Он был тогда молод и полон сил, этот трехгодовалый красавец орангутанговой масти, вооруженный острыми, белыми клыками. Молод был и я. И мне хватило бы, конечно, силы убить или искалечить собаку, осмелившуюся пустить мне кровь. Но, к счастью, не сделал этого, укрепив в своем любимце чувство собственного достоинства, а в себе покорив зверя, который, правда, долго еще выкрикивал грозные ругательства, поглядывая на непокоренного противника, отвечавшего суровым, предупредительным рыком. Дрожь пробегала по лоснящемуся телу ирландца, тяжелый, кровавый мрак теснился во взгляде его глаз, следивших за каждым моим движением. И если я, снова и снова теряя власть над собой, подносил к нему, клокочущему утробным рыком, свою руку, пахнущую йодом, спрашивая: «Кто это сделал?! Как ты посмел?! Ты понимаешь, что ты натворил?!» – он с жестокой горделивостью поднимал голову и, дрожа всем телом, смотрел в сторону, будто не видел моей руки, не видел меня и не слышал моего крика, хотя в мощной его груди рокотали пугающе свирепые, грозные звуки, похожие на отдаленный гром.
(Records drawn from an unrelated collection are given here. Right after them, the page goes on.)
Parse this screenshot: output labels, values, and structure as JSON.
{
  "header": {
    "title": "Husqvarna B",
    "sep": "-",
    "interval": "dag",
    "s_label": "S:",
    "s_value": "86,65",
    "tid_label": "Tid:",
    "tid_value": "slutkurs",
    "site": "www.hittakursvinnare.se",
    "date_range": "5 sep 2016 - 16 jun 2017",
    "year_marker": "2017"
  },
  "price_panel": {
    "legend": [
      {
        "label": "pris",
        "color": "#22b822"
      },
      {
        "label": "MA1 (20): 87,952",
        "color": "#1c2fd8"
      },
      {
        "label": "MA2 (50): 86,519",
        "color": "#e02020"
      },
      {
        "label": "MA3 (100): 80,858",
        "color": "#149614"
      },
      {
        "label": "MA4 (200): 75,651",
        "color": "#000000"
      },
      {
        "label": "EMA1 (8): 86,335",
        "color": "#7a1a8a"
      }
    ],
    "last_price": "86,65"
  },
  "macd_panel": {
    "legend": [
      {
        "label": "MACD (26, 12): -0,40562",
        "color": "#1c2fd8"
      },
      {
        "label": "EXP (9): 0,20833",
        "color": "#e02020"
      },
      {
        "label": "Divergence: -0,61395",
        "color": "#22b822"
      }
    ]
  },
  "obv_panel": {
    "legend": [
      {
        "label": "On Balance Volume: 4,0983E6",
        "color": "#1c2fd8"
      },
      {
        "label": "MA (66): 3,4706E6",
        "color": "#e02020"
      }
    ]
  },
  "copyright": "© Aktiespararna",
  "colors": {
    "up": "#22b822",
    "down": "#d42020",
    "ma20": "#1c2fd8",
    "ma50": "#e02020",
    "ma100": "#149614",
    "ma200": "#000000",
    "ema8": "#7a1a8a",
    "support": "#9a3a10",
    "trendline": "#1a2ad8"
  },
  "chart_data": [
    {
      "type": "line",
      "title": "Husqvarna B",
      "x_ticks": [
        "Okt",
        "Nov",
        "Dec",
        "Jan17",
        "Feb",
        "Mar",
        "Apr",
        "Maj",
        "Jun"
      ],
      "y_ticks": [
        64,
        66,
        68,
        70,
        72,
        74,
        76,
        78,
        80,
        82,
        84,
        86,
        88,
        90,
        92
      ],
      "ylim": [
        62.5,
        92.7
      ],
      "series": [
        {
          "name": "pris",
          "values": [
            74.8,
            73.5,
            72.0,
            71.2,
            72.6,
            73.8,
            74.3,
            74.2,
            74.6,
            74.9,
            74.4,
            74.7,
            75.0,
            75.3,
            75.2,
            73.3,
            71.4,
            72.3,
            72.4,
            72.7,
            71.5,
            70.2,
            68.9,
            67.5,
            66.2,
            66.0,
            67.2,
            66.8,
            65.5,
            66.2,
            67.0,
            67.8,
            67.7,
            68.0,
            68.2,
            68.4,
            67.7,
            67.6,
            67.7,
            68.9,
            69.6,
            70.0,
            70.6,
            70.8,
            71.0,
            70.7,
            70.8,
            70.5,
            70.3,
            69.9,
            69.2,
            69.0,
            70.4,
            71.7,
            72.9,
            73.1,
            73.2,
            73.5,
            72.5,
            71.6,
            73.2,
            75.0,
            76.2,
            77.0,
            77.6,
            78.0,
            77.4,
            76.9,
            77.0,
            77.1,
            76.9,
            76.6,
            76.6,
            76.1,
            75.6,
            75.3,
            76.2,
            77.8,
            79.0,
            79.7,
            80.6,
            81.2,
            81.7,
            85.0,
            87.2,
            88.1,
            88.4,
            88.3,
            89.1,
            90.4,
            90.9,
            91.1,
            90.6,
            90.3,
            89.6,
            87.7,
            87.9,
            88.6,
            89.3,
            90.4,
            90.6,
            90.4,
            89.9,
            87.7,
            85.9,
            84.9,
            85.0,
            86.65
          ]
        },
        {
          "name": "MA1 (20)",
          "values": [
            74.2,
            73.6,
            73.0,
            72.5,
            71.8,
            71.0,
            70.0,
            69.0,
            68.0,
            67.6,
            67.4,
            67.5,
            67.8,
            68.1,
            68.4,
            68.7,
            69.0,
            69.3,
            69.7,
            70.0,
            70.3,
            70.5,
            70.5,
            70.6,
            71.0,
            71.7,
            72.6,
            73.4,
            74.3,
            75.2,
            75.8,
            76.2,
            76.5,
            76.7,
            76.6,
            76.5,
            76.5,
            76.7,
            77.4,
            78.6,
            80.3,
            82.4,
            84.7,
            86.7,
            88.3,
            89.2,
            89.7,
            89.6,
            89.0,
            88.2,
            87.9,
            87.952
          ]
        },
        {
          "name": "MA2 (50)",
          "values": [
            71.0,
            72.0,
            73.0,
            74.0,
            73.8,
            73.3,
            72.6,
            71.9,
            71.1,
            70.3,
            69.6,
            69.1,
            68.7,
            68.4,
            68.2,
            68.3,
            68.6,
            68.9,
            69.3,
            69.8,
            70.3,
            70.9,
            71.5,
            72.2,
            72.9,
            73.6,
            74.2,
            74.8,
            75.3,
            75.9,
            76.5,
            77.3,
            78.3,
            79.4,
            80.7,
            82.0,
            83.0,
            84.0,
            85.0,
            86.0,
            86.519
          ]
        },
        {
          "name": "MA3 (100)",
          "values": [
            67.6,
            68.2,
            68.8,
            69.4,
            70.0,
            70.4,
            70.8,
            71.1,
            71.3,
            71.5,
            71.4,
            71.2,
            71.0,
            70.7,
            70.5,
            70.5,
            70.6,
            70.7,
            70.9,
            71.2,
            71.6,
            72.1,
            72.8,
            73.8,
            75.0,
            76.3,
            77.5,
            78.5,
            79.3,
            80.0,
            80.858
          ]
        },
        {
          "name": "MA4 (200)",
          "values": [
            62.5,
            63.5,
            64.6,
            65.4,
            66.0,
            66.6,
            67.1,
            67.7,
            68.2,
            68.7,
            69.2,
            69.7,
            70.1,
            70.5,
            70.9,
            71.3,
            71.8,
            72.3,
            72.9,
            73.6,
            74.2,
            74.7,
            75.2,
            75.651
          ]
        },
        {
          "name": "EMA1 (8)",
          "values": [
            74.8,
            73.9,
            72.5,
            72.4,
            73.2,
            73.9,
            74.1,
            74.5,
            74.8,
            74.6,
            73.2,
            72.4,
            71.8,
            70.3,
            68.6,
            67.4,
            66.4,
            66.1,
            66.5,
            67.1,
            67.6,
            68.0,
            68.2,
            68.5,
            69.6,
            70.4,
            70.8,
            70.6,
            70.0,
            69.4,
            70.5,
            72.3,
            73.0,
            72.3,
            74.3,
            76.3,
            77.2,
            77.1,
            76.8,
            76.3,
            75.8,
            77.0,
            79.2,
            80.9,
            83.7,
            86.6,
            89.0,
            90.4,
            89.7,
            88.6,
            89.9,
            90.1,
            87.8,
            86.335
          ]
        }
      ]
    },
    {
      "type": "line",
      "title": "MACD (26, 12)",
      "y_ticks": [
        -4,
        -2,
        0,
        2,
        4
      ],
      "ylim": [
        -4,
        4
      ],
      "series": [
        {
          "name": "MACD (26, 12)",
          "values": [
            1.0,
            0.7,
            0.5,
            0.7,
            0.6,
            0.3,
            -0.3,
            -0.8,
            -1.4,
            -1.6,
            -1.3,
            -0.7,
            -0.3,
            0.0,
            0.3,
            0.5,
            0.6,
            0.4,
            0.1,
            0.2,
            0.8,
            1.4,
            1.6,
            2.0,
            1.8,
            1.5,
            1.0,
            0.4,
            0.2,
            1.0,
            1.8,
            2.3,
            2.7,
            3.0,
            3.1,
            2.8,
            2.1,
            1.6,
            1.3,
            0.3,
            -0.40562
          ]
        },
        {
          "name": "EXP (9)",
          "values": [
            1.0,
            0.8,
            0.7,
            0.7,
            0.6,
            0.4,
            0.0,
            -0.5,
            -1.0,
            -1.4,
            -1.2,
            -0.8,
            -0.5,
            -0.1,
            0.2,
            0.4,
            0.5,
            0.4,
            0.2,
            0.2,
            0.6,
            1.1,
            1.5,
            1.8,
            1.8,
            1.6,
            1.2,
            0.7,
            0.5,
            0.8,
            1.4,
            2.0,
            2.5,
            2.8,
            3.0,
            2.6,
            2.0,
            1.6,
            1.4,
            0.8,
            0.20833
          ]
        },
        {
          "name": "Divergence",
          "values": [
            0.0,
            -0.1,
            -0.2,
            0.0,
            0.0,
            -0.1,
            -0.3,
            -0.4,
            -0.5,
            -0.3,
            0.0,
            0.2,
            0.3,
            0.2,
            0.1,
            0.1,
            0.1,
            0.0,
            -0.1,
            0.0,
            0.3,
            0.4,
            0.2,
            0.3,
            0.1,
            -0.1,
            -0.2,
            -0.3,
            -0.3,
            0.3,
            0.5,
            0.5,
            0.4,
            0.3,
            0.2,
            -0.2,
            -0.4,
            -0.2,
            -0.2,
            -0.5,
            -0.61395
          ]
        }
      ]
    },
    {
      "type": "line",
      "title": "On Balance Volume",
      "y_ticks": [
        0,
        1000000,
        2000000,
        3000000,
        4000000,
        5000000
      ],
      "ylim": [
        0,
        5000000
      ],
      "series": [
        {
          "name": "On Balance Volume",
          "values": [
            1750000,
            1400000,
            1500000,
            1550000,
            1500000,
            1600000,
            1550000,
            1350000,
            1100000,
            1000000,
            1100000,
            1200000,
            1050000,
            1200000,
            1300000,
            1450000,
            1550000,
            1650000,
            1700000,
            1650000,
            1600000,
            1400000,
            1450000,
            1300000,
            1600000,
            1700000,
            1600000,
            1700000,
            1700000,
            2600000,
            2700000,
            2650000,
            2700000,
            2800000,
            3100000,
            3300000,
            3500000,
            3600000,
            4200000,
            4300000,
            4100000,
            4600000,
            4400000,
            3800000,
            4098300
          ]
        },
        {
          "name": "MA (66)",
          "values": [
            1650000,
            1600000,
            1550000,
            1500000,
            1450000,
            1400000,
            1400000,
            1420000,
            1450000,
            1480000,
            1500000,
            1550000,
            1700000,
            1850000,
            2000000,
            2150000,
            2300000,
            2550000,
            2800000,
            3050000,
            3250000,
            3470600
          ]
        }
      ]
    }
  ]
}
Ссора наша длилась недолго. Мы простили друг другу обиды, потому что опять наступал месяц май, и я опять, как и в прошлый и позапрошлый годы, мечтал о красном своем Флае, несущемся в волчьем галопе по ярко-зеленому майскому лугу, заставляя себя верить, что не все еще потеряно, что проклятая чума, из которой он с трудом выкарабкался, не убила в нем чутья, охотничьей страсти и резвости, что те нервные припадки, которые случались теперь с ним на бегу, когда он вдруг останавливался, как вкопанный, и начинал задыхаться, закатывая в предсмертной агонии мученически прекрасные глаза, когда воздух с пугающим хрипом вырывался из лиловеющей его пасти, а ходуном ходящие ребра, казалось, готовы были разорвать грудь, – что все эти напасти остались в прошлом и впереди у нас счастливое время натаски, а потом и охоты по первому полю.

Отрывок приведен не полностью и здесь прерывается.